Chocolate Ravioli
Filled to the brim with delicacies such as:
~ Lavender White Chocolate ~ White Chocolate Lavender Apricot ~ Raspberry Violet Mascarpone White Chocolate ~ Bittersweet Orange ~ Raspberry White Chocolate ~
these rich and decadent chocolate ravioli are truly amazing.
And, finished with a lemon rosemary cream sauce simmering with chicken…the meal was absolutely flawless.
Sweet and Savory all at once. It’s a dream-meal come true for me.
Chocolate Ravioli
2 oz 51% semisweet chocolate
1 ½ cups flour
2 eggs
2 Tbs. extra virgin olive oil
Add the flour and salt to a large bowl and make a well in the middle.
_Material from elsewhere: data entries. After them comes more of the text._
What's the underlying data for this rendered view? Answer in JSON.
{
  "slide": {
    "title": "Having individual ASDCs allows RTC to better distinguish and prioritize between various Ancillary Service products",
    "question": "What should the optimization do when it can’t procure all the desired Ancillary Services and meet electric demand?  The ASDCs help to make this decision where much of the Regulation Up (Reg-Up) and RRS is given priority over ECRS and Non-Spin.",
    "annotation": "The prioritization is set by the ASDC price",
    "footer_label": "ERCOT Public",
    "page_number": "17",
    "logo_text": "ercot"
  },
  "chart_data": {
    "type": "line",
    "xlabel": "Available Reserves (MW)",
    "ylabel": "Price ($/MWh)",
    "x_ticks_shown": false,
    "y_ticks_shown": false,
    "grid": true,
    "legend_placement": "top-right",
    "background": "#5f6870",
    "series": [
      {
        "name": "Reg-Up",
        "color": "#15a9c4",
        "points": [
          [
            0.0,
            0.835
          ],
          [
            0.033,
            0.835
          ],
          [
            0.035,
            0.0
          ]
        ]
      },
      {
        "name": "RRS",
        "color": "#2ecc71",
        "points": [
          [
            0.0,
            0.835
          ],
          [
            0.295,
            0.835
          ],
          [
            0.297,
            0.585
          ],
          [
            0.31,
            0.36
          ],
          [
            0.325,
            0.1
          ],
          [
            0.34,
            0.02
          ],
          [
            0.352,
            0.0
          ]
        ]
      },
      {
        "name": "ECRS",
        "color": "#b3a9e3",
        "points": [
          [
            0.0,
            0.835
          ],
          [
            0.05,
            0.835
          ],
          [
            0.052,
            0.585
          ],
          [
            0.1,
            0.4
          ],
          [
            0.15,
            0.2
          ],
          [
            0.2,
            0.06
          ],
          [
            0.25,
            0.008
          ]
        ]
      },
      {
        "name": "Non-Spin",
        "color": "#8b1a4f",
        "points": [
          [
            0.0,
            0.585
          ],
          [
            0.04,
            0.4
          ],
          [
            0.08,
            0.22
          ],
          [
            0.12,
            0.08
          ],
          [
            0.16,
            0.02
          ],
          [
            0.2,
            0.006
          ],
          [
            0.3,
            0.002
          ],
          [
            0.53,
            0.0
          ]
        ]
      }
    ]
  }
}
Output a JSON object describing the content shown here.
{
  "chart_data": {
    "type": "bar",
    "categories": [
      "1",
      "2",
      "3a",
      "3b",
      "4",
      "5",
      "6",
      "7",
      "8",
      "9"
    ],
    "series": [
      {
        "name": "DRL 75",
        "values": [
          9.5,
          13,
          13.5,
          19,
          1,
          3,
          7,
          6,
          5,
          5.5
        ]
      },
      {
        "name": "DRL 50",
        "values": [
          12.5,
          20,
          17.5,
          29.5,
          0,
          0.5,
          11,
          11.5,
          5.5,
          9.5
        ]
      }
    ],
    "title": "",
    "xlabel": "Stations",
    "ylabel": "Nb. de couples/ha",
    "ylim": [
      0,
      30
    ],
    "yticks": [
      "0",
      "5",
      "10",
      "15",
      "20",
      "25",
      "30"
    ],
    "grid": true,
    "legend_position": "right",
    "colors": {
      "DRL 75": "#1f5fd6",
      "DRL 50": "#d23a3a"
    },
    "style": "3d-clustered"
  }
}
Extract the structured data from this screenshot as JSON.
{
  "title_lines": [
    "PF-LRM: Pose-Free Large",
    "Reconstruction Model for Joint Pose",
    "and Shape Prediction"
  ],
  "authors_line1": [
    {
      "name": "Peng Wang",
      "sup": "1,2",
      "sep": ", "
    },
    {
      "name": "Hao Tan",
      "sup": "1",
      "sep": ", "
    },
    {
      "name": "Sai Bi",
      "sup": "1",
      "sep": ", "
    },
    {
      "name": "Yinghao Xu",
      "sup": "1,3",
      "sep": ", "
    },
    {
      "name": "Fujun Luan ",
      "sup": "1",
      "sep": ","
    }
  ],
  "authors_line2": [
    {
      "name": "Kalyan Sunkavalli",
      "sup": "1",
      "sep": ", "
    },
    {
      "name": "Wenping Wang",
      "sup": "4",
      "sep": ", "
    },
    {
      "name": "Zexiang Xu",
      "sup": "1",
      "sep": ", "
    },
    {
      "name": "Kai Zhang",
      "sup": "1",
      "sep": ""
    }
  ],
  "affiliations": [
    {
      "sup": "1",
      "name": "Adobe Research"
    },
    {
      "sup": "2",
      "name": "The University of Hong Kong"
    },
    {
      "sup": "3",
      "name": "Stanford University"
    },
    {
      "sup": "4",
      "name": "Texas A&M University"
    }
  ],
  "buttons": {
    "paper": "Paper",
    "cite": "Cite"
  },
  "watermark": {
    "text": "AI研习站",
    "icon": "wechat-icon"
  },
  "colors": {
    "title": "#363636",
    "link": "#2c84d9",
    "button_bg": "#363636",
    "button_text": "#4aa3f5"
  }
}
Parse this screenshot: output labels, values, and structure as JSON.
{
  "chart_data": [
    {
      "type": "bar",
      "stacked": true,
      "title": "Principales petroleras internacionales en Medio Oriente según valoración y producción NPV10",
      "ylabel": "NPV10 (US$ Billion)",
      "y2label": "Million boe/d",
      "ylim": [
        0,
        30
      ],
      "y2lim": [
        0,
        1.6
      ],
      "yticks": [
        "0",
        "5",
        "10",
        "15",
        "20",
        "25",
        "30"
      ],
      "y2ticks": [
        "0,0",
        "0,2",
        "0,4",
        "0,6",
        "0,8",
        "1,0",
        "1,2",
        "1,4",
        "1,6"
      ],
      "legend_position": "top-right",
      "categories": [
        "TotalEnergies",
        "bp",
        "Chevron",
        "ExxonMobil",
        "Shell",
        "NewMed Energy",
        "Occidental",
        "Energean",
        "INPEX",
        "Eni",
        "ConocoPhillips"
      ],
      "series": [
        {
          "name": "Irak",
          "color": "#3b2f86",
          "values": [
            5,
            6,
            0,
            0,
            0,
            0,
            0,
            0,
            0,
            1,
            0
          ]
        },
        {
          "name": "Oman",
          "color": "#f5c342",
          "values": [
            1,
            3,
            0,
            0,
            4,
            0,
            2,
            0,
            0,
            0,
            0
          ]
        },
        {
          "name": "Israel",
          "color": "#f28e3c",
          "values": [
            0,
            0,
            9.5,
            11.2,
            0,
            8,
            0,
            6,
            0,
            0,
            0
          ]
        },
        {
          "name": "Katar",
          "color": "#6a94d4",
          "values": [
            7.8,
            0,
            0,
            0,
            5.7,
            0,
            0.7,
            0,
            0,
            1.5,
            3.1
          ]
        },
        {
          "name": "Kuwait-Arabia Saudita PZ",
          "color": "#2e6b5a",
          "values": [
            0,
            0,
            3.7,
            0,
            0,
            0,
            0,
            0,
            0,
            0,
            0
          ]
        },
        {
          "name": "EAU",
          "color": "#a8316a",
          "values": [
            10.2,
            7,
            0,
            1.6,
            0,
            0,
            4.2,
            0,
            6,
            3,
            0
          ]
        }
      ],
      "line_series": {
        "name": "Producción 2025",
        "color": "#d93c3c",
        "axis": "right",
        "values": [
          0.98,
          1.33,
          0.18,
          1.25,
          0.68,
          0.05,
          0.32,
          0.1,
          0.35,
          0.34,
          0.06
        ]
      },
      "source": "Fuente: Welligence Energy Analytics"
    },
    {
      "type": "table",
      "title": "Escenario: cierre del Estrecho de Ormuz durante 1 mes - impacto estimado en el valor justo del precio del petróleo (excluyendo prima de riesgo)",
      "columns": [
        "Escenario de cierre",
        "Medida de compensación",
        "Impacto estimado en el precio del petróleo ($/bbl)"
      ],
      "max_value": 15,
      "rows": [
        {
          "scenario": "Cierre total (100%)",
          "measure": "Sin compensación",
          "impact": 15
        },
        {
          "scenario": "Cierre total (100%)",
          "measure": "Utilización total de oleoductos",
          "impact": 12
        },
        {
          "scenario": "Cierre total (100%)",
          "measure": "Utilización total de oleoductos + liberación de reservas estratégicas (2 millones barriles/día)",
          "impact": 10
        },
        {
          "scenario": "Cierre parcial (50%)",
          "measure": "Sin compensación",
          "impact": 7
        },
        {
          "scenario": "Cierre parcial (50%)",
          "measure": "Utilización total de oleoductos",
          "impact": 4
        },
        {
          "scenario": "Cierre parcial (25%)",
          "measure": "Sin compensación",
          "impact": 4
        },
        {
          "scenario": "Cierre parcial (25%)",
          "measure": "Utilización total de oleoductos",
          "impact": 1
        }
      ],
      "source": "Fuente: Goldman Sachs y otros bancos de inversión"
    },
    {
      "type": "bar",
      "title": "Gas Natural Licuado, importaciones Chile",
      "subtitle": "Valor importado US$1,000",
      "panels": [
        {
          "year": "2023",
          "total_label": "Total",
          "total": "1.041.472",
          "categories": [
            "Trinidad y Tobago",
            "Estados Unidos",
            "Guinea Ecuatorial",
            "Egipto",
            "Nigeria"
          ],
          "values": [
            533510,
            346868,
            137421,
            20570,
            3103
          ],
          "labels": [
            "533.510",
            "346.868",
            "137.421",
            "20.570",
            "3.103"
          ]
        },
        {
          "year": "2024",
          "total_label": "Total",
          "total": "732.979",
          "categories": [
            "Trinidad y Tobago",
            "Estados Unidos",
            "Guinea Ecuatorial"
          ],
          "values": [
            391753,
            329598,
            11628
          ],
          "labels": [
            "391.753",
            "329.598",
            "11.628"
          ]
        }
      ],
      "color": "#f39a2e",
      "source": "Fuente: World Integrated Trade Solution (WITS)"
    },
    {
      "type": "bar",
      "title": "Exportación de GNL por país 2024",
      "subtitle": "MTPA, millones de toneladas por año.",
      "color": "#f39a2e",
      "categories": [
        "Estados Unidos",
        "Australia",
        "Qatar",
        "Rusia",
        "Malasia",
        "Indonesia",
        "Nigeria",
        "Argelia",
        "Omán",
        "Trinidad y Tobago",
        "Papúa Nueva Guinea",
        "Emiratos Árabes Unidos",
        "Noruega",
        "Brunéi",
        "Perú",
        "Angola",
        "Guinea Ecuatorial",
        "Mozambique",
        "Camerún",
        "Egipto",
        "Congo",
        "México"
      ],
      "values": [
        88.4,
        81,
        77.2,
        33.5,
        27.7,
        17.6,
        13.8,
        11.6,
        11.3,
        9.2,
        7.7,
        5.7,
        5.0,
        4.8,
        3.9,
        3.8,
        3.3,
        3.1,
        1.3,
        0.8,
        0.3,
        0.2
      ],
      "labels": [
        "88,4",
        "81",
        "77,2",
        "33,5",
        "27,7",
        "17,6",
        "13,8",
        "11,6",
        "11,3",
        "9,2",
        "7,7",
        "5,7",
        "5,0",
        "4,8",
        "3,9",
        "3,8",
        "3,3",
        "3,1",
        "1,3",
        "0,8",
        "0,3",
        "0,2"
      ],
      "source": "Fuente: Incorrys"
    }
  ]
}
Add the eggs and the oil to the well.
Mix the eggs and oil into the flour.
Melt the chocolate in the microwave or in a glass bowl over hot water. Add the melted chocolate to the flour mixture and mix well.
Knead the dough well until the dough gets very smooth.
If the dough is too stiff just add a little bit more oil.
Only about half a teaspoon at a time.
Then cover with saran wrap and let it rest for an hour on the counter before using.
Cut the pasta dough into quarters.
Put one of the quarters through the pasta maker to make a long sheet of pasta. Alternatively, roll it out into a long rectangle.
Boil a large pot of water while you make the ravioli.
When ready to cook, drop the pasta into the boiling water and cook for about 5 minutes, or until the ravioli floats.
Drain and serve with a lemon rosemary cream sauce.